There is a pause where Kostura works through the implications of this, during which the synthetic intelligence helpfully flashes a diagram on the screen.
“So how long do we have before we have to run?” The five star systems on the screen linger behind his eyelids when they close, as if to say, “Good luck, motherfucker.”
“A year, perhaps. No more.” Her face bobs apologetically.
Three rows of incisors grind together in agitation, reminding him exactly how weird it is to have new teeth. He grasps the arms of the chair, lets them go, grabs them again. Glances at the mop, then at the star systems, then back into the bedroom at the wonderful bed for a change of pace. This continues for long enough that it would be tedious to write out. Go on, skip to the next paragraph.
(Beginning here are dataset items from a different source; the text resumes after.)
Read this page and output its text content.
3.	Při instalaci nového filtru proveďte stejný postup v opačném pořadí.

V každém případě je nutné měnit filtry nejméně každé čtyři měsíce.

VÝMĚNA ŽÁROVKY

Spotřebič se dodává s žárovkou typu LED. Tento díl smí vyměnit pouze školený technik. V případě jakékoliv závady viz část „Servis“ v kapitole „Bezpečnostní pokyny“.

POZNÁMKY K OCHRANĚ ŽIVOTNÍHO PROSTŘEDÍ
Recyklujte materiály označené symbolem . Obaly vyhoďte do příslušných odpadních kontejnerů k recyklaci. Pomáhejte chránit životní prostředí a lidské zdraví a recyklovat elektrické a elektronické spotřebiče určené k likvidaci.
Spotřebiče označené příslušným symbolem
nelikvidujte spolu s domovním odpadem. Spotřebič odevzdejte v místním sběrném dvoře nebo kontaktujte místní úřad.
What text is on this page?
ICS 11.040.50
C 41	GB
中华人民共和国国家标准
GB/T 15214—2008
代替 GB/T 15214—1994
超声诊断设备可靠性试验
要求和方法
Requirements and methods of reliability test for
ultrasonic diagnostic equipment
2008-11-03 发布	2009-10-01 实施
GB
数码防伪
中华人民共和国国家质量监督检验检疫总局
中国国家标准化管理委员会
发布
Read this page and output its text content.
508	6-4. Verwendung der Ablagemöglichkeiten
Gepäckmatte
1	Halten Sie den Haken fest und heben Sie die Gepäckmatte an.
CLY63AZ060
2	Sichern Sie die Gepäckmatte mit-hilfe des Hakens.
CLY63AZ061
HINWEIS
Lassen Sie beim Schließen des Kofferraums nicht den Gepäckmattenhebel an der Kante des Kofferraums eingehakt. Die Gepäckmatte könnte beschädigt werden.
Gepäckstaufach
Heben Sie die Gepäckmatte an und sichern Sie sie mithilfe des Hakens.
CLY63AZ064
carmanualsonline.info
“It’s not like I had anything else to do in the meantime,” he says in resignation, already trying to decide whether the mop is good or whether he should keep something else around to kill himself as insurance.
The face brightens, almost blinding the janitor. “Wonderful! You’ll be a legend among the Vasari,” she says, not bothering to mention that legends are not inherently good.
Kostura nods, sitting up straighter in the chair and assuming what he thinks is a heroic pose. He casts a quick glance at her face, which nods encouragingly, then reaches out to the screen, zooming in on Adelheid. “Then let’s get started.”
There is yet another pause, this one dramatic at first but quickly lengthening into melodramatic and then dying with a small whimper.
“…exactly what the fuck am I supposed to be doing again?”